— Про гармонику бабы выдумали, про девку тоже. Остальное все правда.
— А чего остального-то?
— Да что коровы по буеракам бродят, Где ж им еще пастись?
А сам хитро улыбался, из шальных глаз будто лучи брызгали. Улыбка его озадачивала еще больше, в конце концов даже сам Данила Афанасьев спросил;
— Ты что народ баламутишь?
— Как это?
— Да вон разговоры про тебя плетутся. Про девку какую-то, которая пляшет.
— А у меня, как я заиграю, и овечки хоровод заводят, а коровы в камаринскую пускаются, аж земля гудат.
— Какой-то ты, Степаха, несерьезный будто.
— Ну! — смешинки в его глазах пропадали, он делался сухим и колючим. — Овечки, может, отощали? Удои понизились?
Все как раз обстояло наоборот: овцы были гладкие, телята хорошо прибавляли в весе, удои стали выше прежнего.
— Я, дядь Данила, играть на гармони не умею. Оно бы хорошо, конечно, научиться…
Так он ответил тогда председателю, а зимой, через два месяца после Нового года, когда председатель радостно праздновал рождение сына Михаила, Степан зашел в его дом с сильно оттопыренной полой полушубка. И когда скинул полушубок, все увидели на его плече блестящую перламутром трехрядку.
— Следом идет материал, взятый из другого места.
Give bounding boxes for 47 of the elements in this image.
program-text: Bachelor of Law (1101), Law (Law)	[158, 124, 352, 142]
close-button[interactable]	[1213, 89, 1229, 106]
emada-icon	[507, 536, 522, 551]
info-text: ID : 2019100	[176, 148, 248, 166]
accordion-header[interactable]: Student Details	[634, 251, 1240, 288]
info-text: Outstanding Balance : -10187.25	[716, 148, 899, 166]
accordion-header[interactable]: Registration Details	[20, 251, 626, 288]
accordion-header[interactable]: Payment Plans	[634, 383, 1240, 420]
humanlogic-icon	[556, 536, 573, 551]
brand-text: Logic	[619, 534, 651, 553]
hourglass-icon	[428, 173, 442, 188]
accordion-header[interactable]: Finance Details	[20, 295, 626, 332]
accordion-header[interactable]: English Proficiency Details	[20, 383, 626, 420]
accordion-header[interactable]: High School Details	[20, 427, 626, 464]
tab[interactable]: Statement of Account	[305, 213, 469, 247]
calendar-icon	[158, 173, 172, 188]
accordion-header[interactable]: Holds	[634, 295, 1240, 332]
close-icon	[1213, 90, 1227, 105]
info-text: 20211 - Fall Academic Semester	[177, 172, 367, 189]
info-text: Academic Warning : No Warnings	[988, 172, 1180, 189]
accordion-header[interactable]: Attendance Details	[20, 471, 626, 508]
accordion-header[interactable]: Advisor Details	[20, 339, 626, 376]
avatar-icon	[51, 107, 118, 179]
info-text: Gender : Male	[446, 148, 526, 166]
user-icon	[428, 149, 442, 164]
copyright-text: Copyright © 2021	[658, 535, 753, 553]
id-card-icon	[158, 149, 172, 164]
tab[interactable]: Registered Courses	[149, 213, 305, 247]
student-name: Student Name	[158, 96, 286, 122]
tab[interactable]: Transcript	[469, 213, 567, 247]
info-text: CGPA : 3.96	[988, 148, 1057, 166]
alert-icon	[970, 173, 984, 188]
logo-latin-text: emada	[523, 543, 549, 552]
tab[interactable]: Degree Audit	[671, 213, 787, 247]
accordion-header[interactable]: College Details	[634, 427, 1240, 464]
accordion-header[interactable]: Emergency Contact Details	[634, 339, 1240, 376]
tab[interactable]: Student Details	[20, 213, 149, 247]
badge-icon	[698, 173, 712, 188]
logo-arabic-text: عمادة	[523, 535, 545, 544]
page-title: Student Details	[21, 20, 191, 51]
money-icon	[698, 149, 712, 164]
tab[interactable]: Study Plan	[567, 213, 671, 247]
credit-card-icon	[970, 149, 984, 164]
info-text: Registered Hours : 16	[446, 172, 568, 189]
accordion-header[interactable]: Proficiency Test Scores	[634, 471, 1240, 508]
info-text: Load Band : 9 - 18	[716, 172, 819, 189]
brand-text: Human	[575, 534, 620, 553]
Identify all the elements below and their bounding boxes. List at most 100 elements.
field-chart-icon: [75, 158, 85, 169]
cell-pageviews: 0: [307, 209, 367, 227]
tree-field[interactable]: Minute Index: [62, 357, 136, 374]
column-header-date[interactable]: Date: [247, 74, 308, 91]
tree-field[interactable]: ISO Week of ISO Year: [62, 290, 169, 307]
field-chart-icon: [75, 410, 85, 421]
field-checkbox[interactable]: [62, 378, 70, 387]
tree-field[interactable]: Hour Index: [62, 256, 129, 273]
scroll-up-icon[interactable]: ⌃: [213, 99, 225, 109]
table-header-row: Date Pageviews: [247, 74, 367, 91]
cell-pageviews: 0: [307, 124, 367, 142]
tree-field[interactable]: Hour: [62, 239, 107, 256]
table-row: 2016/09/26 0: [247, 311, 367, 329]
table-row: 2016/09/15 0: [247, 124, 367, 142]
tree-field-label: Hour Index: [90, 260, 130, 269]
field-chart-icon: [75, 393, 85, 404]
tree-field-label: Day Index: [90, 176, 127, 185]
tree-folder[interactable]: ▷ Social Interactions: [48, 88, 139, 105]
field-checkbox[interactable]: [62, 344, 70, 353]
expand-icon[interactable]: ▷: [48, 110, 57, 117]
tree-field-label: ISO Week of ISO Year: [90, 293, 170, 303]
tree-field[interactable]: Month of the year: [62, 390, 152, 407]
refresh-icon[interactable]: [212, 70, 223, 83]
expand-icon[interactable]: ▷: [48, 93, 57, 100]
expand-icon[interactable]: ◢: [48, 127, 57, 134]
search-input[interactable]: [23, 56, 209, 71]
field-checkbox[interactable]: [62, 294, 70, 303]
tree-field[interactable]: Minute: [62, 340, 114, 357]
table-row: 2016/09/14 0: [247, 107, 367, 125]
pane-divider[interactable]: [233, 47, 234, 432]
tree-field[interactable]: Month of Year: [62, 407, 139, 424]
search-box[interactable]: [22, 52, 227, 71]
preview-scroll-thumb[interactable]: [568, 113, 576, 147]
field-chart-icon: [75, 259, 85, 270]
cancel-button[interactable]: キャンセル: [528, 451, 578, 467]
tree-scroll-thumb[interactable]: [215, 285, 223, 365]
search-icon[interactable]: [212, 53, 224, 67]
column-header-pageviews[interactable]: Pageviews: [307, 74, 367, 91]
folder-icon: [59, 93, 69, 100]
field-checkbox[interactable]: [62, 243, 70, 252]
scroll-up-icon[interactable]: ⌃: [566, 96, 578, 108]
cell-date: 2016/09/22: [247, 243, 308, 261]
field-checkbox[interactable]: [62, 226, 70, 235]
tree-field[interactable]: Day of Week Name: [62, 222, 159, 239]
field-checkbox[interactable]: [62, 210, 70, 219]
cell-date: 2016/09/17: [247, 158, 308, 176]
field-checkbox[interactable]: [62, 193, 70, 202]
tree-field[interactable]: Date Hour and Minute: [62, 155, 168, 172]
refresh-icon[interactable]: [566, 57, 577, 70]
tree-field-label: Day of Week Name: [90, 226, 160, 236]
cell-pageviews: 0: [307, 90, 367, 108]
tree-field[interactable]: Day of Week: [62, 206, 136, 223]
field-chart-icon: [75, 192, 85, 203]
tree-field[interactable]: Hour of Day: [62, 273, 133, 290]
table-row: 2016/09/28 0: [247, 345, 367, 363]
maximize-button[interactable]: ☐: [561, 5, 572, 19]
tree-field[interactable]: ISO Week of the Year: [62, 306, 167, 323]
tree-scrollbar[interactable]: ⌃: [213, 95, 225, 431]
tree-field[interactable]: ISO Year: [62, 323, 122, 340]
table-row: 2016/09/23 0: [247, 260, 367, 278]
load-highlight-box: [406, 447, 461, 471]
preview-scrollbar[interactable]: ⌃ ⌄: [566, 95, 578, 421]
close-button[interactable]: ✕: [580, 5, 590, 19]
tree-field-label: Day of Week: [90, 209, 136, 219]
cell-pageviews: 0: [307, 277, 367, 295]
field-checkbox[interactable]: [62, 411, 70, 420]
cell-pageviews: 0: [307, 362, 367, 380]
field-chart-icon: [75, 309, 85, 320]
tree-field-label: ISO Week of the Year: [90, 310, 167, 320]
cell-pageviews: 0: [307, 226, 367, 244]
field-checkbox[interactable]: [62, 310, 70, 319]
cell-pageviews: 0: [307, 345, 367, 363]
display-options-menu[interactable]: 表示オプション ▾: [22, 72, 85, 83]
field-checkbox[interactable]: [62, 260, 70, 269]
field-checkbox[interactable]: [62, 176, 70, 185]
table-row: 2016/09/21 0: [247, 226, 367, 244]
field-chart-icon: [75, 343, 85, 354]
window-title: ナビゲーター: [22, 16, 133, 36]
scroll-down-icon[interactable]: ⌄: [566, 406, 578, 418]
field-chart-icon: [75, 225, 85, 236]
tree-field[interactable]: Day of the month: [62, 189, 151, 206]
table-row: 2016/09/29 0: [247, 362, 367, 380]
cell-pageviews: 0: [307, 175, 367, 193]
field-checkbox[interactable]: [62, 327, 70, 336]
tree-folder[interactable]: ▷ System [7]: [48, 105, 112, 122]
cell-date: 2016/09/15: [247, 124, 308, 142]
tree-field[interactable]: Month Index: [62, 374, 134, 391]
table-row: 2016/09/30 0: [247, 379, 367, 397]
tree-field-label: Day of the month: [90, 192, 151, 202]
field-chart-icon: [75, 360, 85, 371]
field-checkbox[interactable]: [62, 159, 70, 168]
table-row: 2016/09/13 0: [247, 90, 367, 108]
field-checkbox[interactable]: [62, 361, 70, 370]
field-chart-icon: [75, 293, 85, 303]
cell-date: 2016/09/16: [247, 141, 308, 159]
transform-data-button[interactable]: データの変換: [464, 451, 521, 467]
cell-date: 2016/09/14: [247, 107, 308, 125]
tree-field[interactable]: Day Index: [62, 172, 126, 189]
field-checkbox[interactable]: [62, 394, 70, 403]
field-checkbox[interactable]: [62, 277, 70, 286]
Люди за столом удивленно замолкли, а Степан, поблескивая глазами, сел на скамеечку у порога, положил гармошку на колени.
— Ну-ка, оцените…
И ударил ту самую камаринскую, о которой говорил председателю летом. Играл он чисто, гармошка пела и переливалась, поблескивали пуговки ладов. Гости Афанасьева забыли на время о хозяине, хозяйке и их радости, ошарашенно смотрели на Степана Тихомилова. И десятилетняя дочь Афанасьевых Катя, свесив с печи головенку, во все глаза глядела на новоявленного гармониста.
А потом бабы и мужики кинулись плясать, прогибая половицы, выкрикивать деревенские частушки. Степка все играл и играл без передыха, кто-то его обнимал, подносил водку с закуской, он выпивал и опять играл. Кругом галдели:
— Свой гармонист теперь в Романовке!
— Теперь и жить и помирать будем с музыкой.
— Значит, бабы-то ягодницы правду тогда говорили!